Editorial illustration for Developer Replaces LLM Wiki With Pure Python Compiler, Citing Over-Engineering
Developer Ditches LLM Wiki for Pure Python Compiler
Developer Replaces LLM Wiki With Pure Python Compiler, Citing Over-Engineering
What if you could build a structured, cross-referenced personal wiki without ever calling an LLM or touching an API? That’s exactly what one developer set out to prove by replacing a complex agent-driven system with a lean, deterministic compiler written in pure Python. The goal was simple: take a folder of messy, inconsistent text notes and turn them into a polished, interlinked knowledge base, using nothing but the standard library.
This approach strips away the non-determinism and recurring costs of model-based systems, focusing instead on parsing, graph-building, and linting. The resulting pipeline is fast, reproducible, and entirely self-contained. It handles real-world messiness without breaking, scales predictably, and preserves hand-written content across recompiles. And it does all this without a single network call.
The problem with agent-driven wikis The idea of using an LLM to build and maintain a personal wiki isn't new, and it isn't mine. It gained serious traction after Andrej Karpathy described the pattern in a widely shared post, where he explained that he was spending less of his token budget generating code and more of it building structured, persistent knowledge bases out of his research notes. He followed up with a public "idea file" laying out the architecture in more depth, and explicitly compared the process to compilation: raw sources go in, a structured, cross-referenced wiki comes out, and the LLM is the thing doing the compiling [1][2].
I think that compilation framing is exactly right. I just don't think an LLM needs to be the compiler. If your raw source is already local, already text, and already deterministic, routing it through a probabilistic system to organize it introduces three costs that a parser or a compiler simply doesn't have: Cost: Every time you add a new document, an agent-driven wiki re-reads content, decides what changed, and rewrites pages.
Why this matters
We're witnessing a quiet but significant pushback against the assumption that every knowledge problem requires an LLM. This developer's journey, from agent loops back to deterministic compilation, reveals something crucial about our field's current moment: not every task needs probabilistic reasoning when deterministic parsing will do. For developers and founders building tools in this space, it's a reminder that sometimes the most elegant solution isn't the most complex one.
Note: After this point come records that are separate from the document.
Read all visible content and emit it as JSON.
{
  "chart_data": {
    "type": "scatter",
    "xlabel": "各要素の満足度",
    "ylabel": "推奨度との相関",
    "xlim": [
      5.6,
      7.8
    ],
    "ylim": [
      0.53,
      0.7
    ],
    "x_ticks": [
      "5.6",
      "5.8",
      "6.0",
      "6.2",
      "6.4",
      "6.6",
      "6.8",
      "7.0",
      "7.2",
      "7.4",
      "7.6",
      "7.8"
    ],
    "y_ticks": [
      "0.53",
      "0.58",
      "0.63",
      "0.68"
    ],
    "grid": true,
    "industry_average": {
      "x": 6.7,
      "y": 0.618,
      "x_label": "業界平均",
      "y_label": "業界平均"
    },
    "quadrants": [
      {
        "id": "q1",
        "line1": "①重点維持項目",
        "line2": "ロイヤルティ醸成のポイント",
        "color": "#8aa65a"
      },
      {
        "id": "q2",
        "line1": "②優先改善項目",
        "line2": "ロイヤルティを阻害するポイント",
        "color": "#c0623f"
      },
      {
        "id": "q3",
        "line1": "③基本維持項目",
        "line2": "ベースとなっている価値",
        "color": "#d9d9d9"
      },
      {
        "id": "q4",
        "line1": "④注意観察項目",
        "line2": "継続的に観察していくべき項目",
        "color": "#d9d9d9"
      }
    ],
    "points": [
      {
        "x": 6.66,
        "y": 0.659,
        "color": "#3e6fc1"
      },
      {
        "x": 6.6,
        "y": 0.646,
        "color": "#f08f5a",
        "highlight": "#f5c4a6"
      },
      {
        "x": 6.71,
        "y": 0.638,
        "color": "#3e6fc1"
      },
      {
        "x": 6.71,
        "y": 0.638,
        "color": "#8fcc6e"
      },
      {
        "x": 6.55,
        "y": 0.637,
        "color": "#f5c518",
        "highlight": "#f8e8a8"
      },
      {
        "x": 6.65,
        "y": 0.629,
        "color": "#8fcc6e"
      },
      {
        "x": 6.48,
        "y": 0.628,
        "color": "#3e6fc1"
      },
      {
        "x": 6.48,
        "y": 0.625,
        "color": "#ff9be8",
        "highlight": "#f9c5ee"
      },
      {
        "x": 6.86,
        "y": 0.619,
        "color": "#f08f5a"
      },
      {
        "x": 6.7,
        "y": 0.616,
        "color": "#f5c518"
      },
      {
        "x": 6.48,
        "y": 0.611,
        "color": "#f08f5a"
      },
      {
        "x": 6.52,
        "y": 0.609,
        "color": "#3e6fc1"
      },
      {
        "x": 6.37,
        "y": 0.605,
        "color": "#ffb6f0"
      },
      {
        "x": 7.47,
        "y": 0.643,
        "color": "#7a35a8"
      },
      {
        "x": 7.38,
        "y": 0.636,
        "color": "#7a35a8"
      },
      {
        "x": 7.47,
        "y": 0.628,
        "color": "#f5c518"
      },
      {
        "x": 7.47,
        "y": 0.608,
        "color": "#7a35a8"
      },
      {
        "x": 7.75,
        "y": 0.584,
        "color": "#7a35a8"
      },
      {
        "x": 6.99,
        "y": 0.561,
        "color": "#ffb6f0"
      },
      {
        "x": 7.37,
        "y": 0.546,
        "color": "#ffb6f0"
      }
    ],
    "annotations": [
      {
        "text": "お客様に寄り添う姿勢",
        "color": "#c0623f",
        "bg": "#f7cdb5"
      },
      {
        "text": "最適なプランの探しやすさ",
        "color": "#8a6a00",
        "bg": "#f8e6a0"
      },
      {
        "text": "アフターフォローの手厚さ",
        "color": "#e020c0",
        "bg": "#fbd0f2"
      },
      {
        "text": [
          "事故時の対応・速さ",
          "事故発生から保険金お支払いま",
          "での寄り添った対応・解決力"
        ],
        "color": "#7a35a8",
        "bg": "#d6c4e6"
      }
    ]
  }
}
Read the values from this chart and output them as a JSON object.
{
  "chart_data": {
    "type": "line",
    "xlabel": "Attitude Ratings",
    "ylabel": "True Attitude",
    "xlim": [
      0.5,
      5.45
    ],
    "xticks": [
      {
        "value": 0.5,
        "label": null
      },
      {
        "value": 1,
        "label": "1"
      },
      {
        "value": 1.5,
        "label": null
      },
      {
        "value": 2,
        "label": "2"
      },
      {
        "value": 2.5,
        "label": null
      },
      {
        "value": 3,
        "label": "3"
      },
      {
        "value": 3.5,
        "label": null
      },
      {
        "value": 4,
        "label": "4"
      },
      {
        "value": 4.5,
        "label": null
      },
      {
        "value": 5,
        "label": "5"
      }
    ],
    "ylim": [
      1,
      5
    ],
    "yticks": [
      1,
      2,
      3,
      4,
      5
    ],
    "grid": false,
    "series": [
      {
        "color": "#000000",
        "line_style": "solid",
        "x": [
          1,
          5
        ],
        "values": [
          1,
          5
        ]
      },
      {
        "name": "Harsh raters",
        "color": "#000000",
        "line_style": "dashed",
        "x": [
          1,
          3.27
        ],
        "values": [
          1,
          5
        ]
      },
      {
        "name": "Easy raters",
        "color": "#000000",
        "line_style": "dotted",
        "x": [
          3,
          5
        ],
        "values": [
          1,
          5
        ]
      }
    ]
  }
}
It's the one that just works, every time, without API calls or hidden randomness. This isn't an argument against LLMs altogether, but rather a call to use them where they truly add value, not just because they're the shiny new tool in the box.
Common Questions Answered
Why did the developer replace their LLM-based wiki with a pure Python compiler?
The developer replaced the LLM-based system to eliminate non-determinism and reduce recurring API costs associated with agent-driven wikis. By using a lean, deterministic compiler written in pure Python with only the standard library, they could transform messy text notes into a polished, interlinked knowledge base without the complexity and expense of calling an LLM or API.
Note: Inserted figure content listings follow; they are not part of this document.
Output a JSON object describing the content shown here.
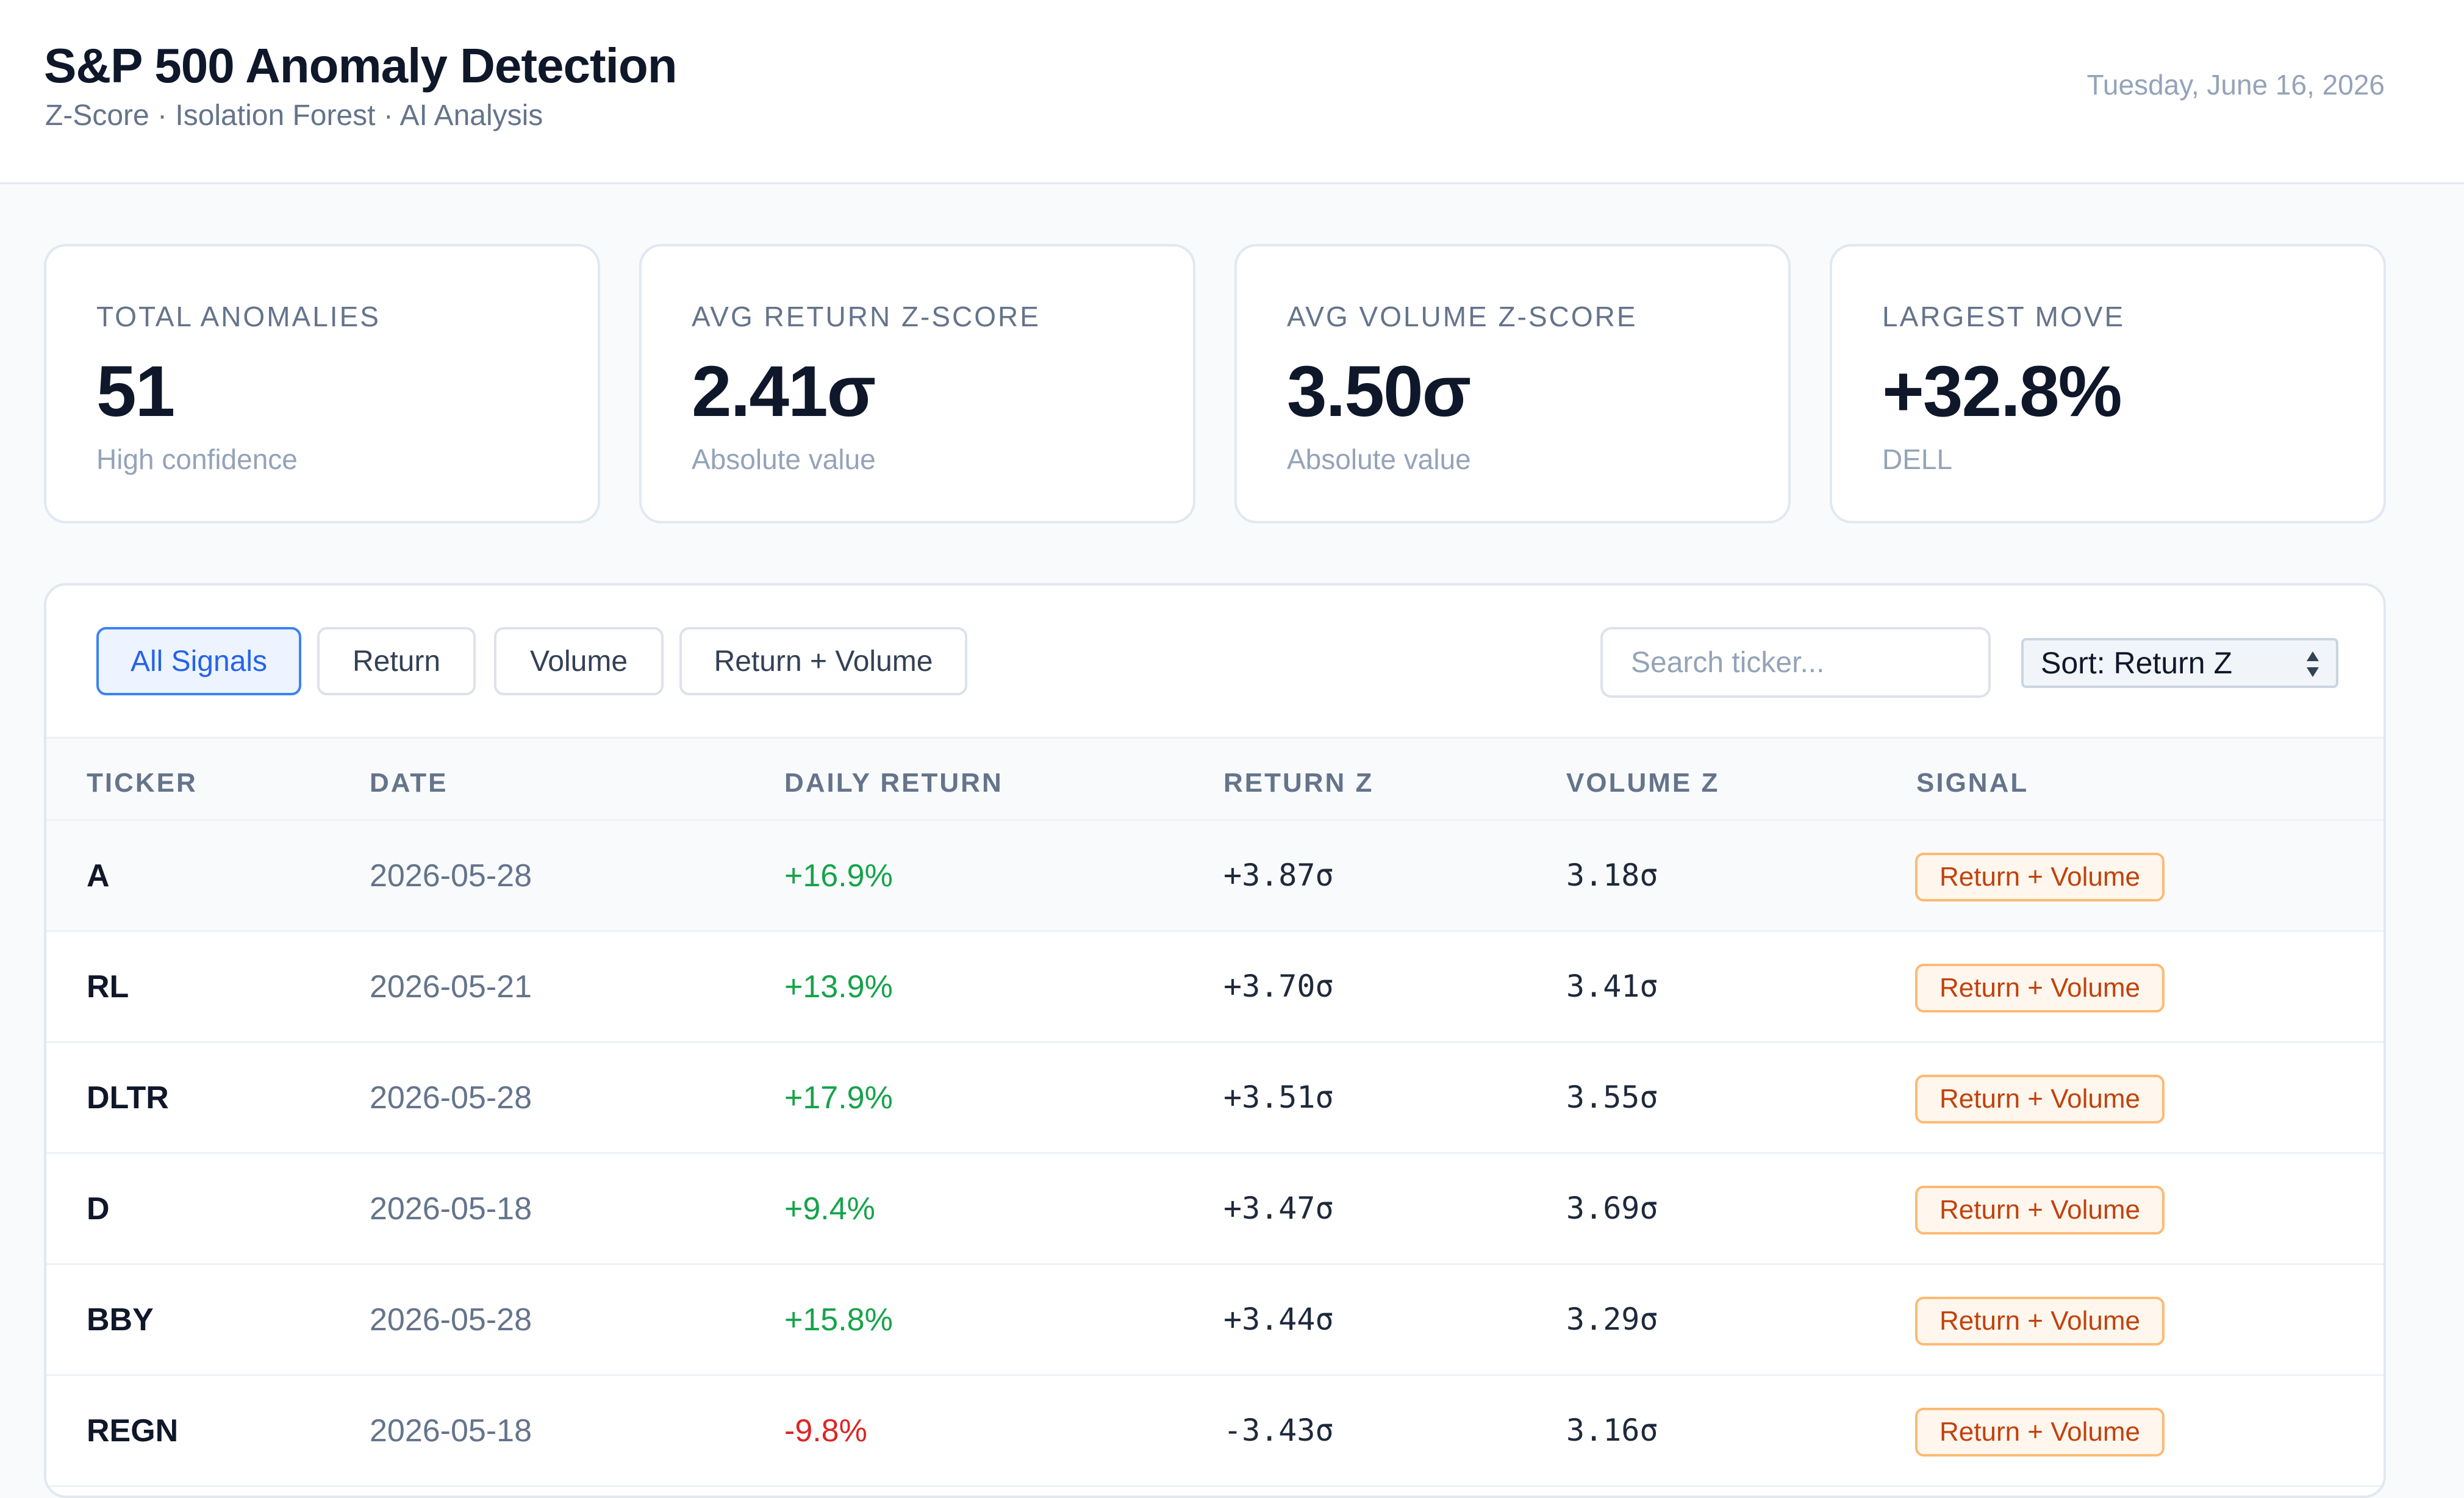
{
  "header": {
    "title": "S&P 500 Anomaly Detection",
    "subtitle": "Z-Score · Isolation Forest · AI Analysis",
    "date": "Tuesday, June 16, 2026"
  },
  "stats": [
    {
      "label": "Total Anomalies",
      "value": "51",
      "note": "High confidence"
    },
    {
      "label": "Avg Return Z-Score",
      "value": "2.41σ",
      "note": "Absolute value"
    },
    {
      "label": "Avg Volume Z-Score",
      "value": "3.50σ",
      "note": "Absolute value"
    },
    {
      "label": "Largest Move",
      "value": "+32.8%",
      "note": "DELL"
    }
  ],
  "filters": [
    {
      "label": "All Signals",
      "active": true
    },
    {
      "label": "Return",
      "active": false
    },
    {
      "label": "Volume",
      "active": false
    },
    {
      "label": "Return + Volume",
      "active": false
    }
  ],
  "search": {
    "placeholder": "Search ticker...",
    "value": ""
  },
  "sort": {
    "selected": "Sort: Return Z"
  },
  "table": {
    "columns": [
      "Ticker",
      "Date",
      "Daily Return",
      "Return Z",
      "Volume Z",
      "Signal"
    ],
    "rows": [
      {
        "ticker": "A",
        "date": "2026-05-28",
        "ret": "+16.9%",
        "rz": "+3.87σ",
        "vz": "3.18σ",
        "signal": "Return + Volume"
      },
      {
        "ticker": "RL",
        "date": "2026-05-21",
        "ret": "+13.9%",
        "rz": "+3.70σ",
        "vz": "3.41σ",
        "signal": "Return + Volume"
      },
      {
        "ticker": "DLTR",
        "date": "2026-05-28",
        "ret": "+17.9%",
        "rz": "+3.51σ",
        "vz": "3.55σ",
        "signal": "Return + Volume"
      },
      {
        "ticker": "D",
        "date": "2026-05-18",
        "ret": "+9.4%",
        "rz": "+3.47σ",
        "vz": "3.69σ",
        "signal": "Return + Volume"
      },
      {
        "ticker": "BBY",
        "date": "2026-05-28",
        "ret": "+15.8%",
        "rz": "+3.44σ",
        "vz": "3.29σ",
        "signal": "Return + Volume"
      },
      {
        "ticker": "REGN",
        "date": "2026-05-18",
        "ret": "-9.8%",
        "rz": "-3.43σ",
        "vz": "3.16σ",
        "signal": "Return + Volume"
      }
    ]
  },
  "colors": {
    "accent": "#3b82f6",
    "positive": "#16a34a",
    "negative": "#dc2626",
    "badge_text": "#c2410c",
    "badge_bg": "#fff7ed"
  }
}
What is the main problem with agent-driven wikis that Andrej Karpathy identified?
According to Karpathy's widely shared post, agent-driven wikis consume significant token budgets that could be better allocated to other tasks. Karpathy demonstrated that he was spending more of his token budget building structured, persistent knowledge bases from research notes rather than generating code, highlighting the inefficiency of LLM-based approaches for this use case.
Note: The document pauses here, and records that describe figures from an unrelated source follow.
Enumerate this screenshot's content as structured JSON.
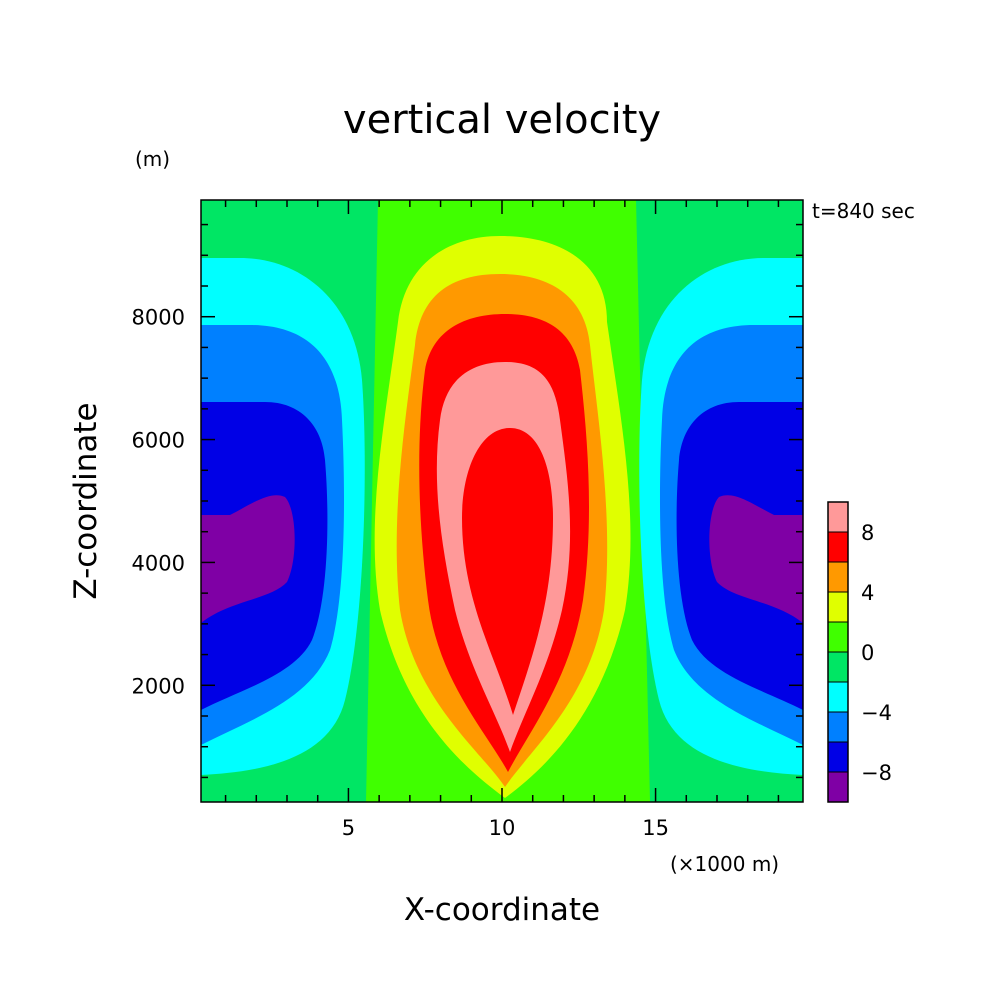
{
  "chart_data": {
    "type": "heatmap",
    "subtype": "filled-contour",
    "title": "vertical velocity",
    "xlabel": "X-coordinate",
    "ylabel": "Z-coordinate",
    "x_unit": "(×1000 m)",
    "y_unit": "(m)",
    "annotation": "t=840 sec",
    "xlim": [
      0.2,
      19.8
    ],
    "ylim": [
      100,
      9900
    ],
    "x_ticks": [
      5,
      10,
      15
    ],
    "y_ticks": [
      2000,
      4000,
      6000,
      8000
    ],
    "grid": false,
    "legend": "colorbar-right",
    "contour_levels": [
      -10,
      -8,
      -6,
      -4,
      -2,
      0,
      2,
      4,
      6,
      8,
      10
    ],
    "colorbar_labels": [
      -8,
      -4,
      0,
      4,
      8
    ],
    "band_colors": [
      "#7f00a5",
      "#0000e6",
      "#0080ff",
      "#00ffff",
      "#00e664",
      "#40ff00",
      "#e0ff00",
      "#ff9900",
      "#ff0000",
      "#ff9999",
      "#ffffff"
    ],
    "field": {
      "description": "updraft centred at x=10, downdrafts near domain edges",
      "max_w_region": {
        "x": 10,
        "z_range": [
          1500,
          6200
        ],
        "value_min": 10
      },
      "min_w_region": [
        {
          "x_range": [
            0.2,
            3.5
          ],
          "z_range": [
            3000,
            5100
          ],
          "value_max": -8
        },
        {
          "x_range": [
            16.5,
            19.8
          ],
          "z_range": [
            3000,
            5100
          ],
          "value_max": -8
        }
      ]
    }
  }
}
How does the pure Python compiler approach differ from using an LLM for wiki creation?
The pure Python compiler uses deterministic parsing to process inconsistent text notes into a structured knowledge base, whereas LLM-based approaches rely on probabilistic reasoning and non-deterministic outputs. This deterministic method eliminates the unpredictability and API dependencies of agent loops while proving that not every knowledge problem requires an LLM to solve effectively.
What is the key insight about knowledge management tools that this developer's approach reveals?
The developer's journey demonstrates that deterministic parsing solutions can be more elegant and effective than complex LLM-based systems for certain tasks like wiki creation. This challenges the current industry assumption that every knowledge problem requires probabilistic reasoning, showing that sometimes simpler, deterministic approaches are the most appropriate solution.